An der Bar mit: English Teacher
Ein Bar-Gespräch über Anti-Theken-Haltung, Journaling und Klassiker-Drang.
Zusammen mit Sängerin Lily Fontaine, Gitarrist Lewis Whiting und Bassist Nicholas Eden wird sich mit Sprudelwasser samt Limette im Bi Nuu für ihren dortigen Auftritt aufgewärmt.

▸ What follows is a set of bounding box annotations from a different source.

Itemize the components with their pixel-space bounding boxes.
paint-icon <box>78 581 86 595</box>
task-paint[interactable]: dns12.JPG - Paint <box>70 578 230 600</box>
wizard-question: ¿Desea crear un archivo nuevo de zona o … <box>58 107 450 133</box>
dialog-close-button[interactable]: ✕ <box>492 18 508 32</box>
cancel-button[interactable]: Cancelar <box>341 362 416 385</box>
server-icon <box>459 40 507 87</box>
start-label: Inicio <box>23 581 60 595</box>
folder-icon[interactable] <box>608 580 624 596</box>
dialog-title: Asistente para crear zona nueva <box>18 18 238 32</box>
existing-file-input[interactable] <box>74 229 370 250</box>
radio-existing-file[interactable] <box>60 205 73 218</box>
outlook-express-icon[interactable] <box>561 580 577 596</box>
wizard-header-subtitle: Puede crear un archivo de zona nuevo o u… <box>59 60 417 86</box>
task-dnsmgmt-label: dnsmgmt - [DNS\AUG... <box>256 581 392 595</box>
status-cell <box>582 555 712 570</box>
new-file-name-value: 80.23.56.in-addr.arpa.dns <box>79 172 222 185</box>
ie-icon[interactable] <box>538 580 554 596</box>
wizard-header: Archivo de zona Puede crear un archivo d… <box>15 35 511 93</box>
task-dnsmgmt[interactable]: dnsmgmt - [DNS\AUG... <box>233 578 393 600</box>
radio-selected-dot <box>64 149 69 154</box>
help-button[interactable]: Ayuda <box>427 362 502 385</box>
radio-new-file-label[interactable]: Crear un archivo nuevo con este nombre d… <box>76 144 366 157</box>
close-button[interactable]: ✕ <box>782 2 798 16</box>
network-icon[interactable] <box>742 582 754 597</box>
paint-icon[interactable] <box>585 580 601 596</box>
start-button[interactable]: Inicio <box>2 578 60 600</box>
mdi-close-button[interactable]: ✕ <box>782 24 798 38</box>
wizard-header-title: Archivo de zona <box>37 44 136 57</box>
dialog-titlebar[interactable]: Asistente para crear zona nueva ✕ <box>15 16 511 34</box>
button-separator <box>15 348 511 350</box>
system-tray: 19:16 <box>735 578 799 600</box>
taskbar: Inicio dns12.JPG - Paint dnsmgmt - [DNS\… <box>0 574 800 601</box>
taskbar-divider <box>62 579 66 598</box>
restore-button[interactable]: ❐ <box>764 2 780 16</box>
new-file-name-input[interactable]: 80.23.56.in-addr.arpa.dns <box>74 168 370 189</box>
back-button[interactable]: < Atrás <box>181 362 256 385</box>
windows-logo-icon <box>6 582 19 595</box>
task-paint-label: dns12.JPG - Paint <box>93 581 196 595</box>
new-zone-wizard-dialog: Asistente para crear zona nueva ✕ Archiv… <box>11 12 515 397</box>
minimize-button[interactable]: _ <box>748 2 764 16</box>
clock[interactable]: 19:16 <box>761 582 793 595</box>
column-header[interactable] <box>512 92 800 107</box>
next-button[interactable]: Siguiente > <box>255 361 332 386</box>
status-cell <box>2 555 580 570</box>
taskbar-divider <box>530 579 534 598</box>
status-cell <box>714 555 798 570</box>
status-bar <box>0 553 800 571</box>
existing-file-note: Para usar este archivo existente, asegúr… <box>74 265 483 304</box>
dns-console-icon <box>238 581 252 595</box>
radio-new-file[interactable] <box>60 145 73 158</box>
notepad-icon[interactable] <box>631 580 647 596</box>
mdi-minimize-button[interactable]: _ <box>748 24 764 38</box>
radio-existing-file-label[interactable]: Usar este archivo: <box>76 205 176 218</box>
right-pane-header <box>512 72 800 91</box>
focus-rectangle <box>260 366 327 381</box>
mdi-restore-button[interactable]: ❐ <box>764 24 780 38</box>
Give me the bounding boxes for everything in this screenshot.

English Teacher treten dort im Rahmen der Premiere von „SON Estrella Galicia“ auf – einem Microfestival, dass am 9. September mit Black Lips, Jaguar No Me, Diamante Negro und am 13. Dezember mit Lambrini Girls in der Hauptstadt im besagten Kreuzberger Venue weitergeführt wird. Der Gedanke dabei: Einzigartige Musikshows liefern und dabei auch die Philosophie der Nachhaltigkeit und Community weiter verbreiten. Denn dafür steht „SON Estrella Galicia“, die seit jeher auf Artist-Förderung setzen und dabei auf Publikumsnähe mit einem nachhaltigen Touch gehen wollen.

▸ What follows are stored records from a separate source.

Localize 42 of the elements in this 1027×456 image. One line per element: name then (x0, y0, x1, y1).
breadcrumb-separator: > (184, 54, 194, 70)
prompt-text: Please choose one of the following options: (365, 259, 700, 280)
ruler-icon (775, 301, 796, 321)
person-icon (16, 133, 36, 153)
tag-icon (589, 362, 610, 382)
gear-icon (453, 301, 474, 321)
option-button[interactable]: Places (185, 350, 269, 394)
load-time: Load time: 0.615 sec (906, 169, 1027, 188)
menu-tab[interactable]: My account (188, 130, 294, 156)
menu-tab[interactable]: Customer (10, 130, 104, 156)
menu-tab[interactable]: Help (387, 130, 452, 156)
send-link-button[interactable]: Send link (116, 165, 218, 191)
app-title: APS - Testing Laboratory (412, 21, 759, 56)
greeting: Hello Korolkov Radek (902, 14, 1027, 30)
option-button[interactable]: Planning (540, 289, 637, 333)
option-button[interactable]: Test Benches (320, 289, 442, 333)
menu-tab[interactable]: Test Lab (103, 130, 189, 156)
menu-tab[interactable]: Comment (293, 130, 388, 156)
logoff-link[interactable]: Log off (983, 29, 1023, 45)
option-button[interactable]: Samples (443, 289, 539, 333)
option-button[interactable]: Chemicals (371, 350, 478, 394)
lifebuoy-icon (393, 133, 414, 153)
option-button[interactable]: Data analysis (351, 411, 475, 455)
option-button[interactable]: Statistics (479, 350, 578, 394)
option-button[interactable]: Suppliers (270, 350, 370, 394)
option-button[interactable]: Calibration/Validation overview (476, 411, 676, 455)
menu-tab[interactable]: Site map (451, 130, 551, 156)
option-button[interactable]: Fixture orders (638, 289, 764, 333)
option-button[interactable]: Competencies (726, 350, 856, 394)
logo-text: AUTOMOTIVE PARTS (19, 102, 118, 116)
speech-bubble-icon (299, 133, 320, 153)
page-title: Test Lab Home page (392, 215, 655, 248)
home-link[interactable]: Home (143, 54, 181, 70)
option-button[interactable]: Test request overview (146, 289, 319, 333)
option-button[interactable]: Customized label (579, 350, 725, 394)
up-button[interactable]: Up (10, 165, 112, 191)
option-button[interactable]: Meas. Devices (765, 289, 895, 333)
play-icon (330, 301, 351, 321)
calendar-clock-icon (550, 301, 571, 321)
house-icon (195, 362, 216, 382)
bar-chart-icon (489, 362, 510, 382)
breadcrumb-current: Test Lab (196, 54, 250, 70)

Ihr wirkt so tiefenentspannt, obwohl ihr gleich noch auf der Bühne steht. Was ist los?
LILY FONTAINE: Wir fangen gerade erst wieder an, uns warmzuspielen, und das macht es wohl aus – wir sind ungewöhnlich gut ausgeruht. Nachdem wir alle etwas Zeit für uns selbst hatten, macht es jetzt umso mehr Spaß. Selbst wenn ich wie gestern die Lyrics beim Konzert vergesse und die Jungs einfach in Endlosschleife loopen müssen, bringt mich das nicht so aus der Fassung – ich musste mir nur ein Lachen verkneifen.

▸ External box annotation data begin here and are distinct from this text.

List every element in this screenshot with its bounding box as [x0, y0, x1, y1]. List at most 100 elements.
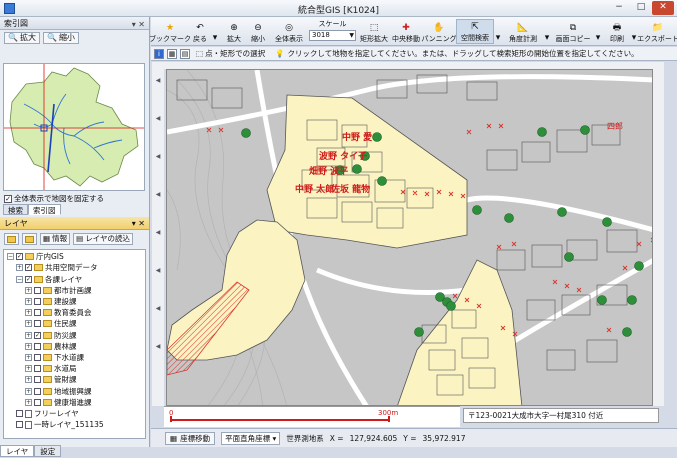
- projection-select[interactable]: 平面直角座標 ▾: [221, 431, 281, 445]
- back-dropdown[interactable]: ▾: [211, 19, 219, 44]
- map-view[interactable]: 中野 愛波野 タイ子 畑野 波平 中野 太郎 佐坂 龍物 四郎: [166, 69, 653, 406]
- layer-checkbox[interactable]: [34, 387, 41, 395]
- scroll-left-arrow-8[interactable]: ◀: [156, 328, 161, 366]
- overview-map[interactable]: [3, 63, 145, 191]
- scale-select[interactable]: 3018 ▼: [309, 30, 356, 41]
- layer-tree-item[interactable]: 一時レイヤ_151135: [7, 420, 104, 430]
- layer-tree-item[interactable]: フリーレイヤ: [7, 409, 79, 419]
- top-scrollbar[interactable]: [164, 62, 652, 69]
- scroll-left-arrow-5[interactable]: ◀: [156, 214, 161, 252]
- expand-icon[interactable]: +: [16, 264, 23, 272]
- zoom-in-icon: ⊕: [230, 23, 238, 33]
- expand-icon[interactable]: +: [25, 354, 32, 362]
- close-button[interactable]: ✕: [652, 1, 674, 15]
- layer-tree-item[interactable]: + 都市計画課: [25, 286, 92, 296]
- center-move-button[interactable]: ✚ 中央移動: [391, 19, 421, 44]
- layer-checkbox[interactable]: [34, 286, 41, 294]
- vertical-scrollbar[interactable]: [652, 62, 664, 406]
- overview-zoom-in-button[interactable]: 🔍 拡大: [4, 32, 40, 44]
- layer-tree-item[interactable]: − ✓ 庁内GIS: [7, 252, 64, 262]
- expand-icon[interactable]: +: [25, 376, 32, 384]
- screen-copy-dropdown[interactable]: ▾: [594, 19, 602, 44]
- layer-tree-item[interactable]: − ✓ 各課レイヤ: [16, 274, 82, 284]
- spatial-search-dropdown[interactable]: ▾: [494, 19, 502, 44]
- layer-checkbox[interactable]: [16, 421, 23, 429]
- layer-checkbox[interactable]: [34, 376, 41, 384]
- grid-icon[interactable]: ▦: [167, 48, 177, 59]
- open-folder-button[interactable]: [22, 233, 37, 245]
- scroll-left-arrow-3[interactable]: ◀: [156, 138, 161, 176]
- layer-tree-item[interactable]: + 水道局: [25, 364, 77, 374]
- layer-tree-item[interactable]: + 住民課: [25, 319, 77, 329]
- collapse-icon[interactable]: −: [16, 275, 23, 283]
- info-button[interactable]: ▦ 情報: [40, 233, 71, 245]
- bookmark-button[interactable]: ★ ブックマーク: [149, 19, 191, 44]
- spatial-search-button[interactable]: ⇱ 空間検索: [456, 19, 494, 44]
- layer-checkbox[interactable]: [34, 309, 41, 317]
- collapse-icon[interactable]: −: [7, 253, 14, 261]
- layer-tree-item[interactable]: + 地域振興課: [25, 386, 92, 396]
- maximize-button[interactable]: □: [630, 1, 652, 15]
- angle-measure-dropdown[interactable]: ▾: [543, 19, 551, 44]
- layer-tree-item[interactable]: + 管財課: [25, 375, 77, 385]
- scroll-left-arrow-4[interactable]: ◀: [156, 176, 161, 214]
- export-button[interactable]: 📁 エクスポート: [637, 19, 677, 44]
- expand-icon[interactable]: +: [25, 387, 32, 395]
- layer-checkbox[interactable]: ✓: [25, 275, 32, 283]
- load-layer-button[interactable]: ▤ レイヤの読込: [73, 233, 133, 245]
- layer-checkbox[interactable]: [34, 298, 41, 306]
- layer-checkbox[interactable]: [34, 398, 41, 406]
- layer-pin-icon[interactable]: ▾ ✕: [132, 217, 145, 230]
- layer-tree-item[interactable]: + ✓ 防災課: [25, 330, 77, 340]
- print-button[interactable]: 🖶 印刷: [604, 19, 630, 44]
- layer-checkbox[interactable]: [34, 320, 41, 328]
- info-icon[interactable]: i: [154, 48, 164, 59]
- pin-icon[interactable]: ▾ ✕: [132, 18, 145, 31]
- zoom-in-button[interactable]: ⊕ 拡大: [223, 19, 245, 44]
- layer-tree-label: 庁内GIS: [36, 252, 64, 262]
- expand-icon[interactable]: +: [25, 398, 32, 406]
- new-folder-button[interactable]: [4, 233, 19, 245]
- panning-button[interactable]: ✋ パンニング: [421, 19, 456, 44]
- minimize-button[interactable]: −: [608, 1, 630, 15]
- back-button[interactable]: ↶ 戻る: [189, 19, 211, 44]
- tab-overview[interactable]: 索引図: [28, 204, 61, 215]
- expand-icon[interactable]: +: [25, 365, 32, 373]
- expand-icon[interactable]: +: [25, 309, 32, 317]
- layer-checkbox[interactable]: [34, 365, 41, 373]
- expand-icon[interactable]: +: [25, 286, 32, 294]
- zoom-out-button[interactable]: ⊖ 縮小: [247, 19, 269, 44]
- layer-checkbox[interactable]: [34, 354, 41, 362]
- layer-tree-item[interactable]: + 建設課: [25, 297, 77, 307]
- layer-tree-item[interactable]: + ✓ 共用空間データ: [16, 263, 98, 273]
- angle-measure-button[interactable]: 📐 角度計測: [503, 19, 543, 44]
- scroll-left-arrow-2[interactable]: ◀: [156, 100, 161, 138]
- expand-icon[interactable]: +: [25, 331, 32, 339]
- layer-checkbox[interactable]: ✓: [16, 253, 23, 261]
- layer-checkbox[interactable]: [16, 410, 23, 418]
- layer-tree[interactable]: − ✓ 庁内GIS + ✓ 共用空間データ − ✓ 各課レイヤ + 都市計画課 + 建設課 + 教育委員会 +…: [3, 249, 146, 439]
- expand-icon[interactable]: +: [25, 342, 32, 350]
- overview-zoom-out-button[interactable]: 🔍 縮小: [42, 32, 79, 44]
- layers-icon[interactable]: ▤: [180, 48, 190, 59]
- scroll-left-arrow-6[interactable]: ◀: [156, 252, 161, 290]
- rect-zoom-button[interactable]: ⬚ 矩形拡大: [359, 19, 389, 44]
- layer-tree-item[interactable]: + 下水道課: [25, 353, 84, 363]
- full-view-button[interactable]: ◎ 全体表示: [273, 19, 305, 44]
- scroll-left-arrow-1[interactable]: ◀: [156, 62, 161, 100]
- fix-map-checkbox[interactable]: ✓: [4, 194, 12, 203]
- expand-icon[interactable]: +: [25, 298, 32, 306]
- layer-tree-item[interactable]: + 教育委員会: [25, 308, 92, 318]
- layer-tree-item[interactable]: + 健康増進課: [25, 398, 92, 408]
- map-canvas[interactable]: [167, 70, 653, 406]
- expand-icon[interactable]: +: [25, 320, 32, 328]
- scroll-left-arrow-7[interactable]: ◀: [156, 290, 161, 328]
- tab-search[interactable]: 検索: [3, 204, 28, 215]
- layer-checkbox[interactable]: ✓: [25, 264, 32, 272]
- coord-move-button[interactable]: ▦ 座標移動: [165, 431, 216, 445]
- screen-copy-button[interactable]: ⧉ 画面コピー: [554, 19, 592, 44]
- layer-checkbox[interactable]: [34, 342, 41, 350]
- layer-checkbox[interactable]: ✓: [34, 331, 41, 339]
- fix-map-row[interactable]: ✓ 全体表示で地図を固定する: [4, 193, 104, 204]
- layer-tree-item[interactable]: + 農林課: [25, 342, 77, 352]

LEWIS WHITING: Ich dachte erst, dass du technische Probleme hast, bis du dich umgedreht und geflüstert hast: „Wie geht die erste Zeile?“ Und ich konnte mich auch nicht erinnern! (lacht)
LILY: Aber es hat eben nicht den Abend ruiniert – ihn nur verändert.
Was lässt euch so selbstsicher in Bezug auf eure Live-Shows sein?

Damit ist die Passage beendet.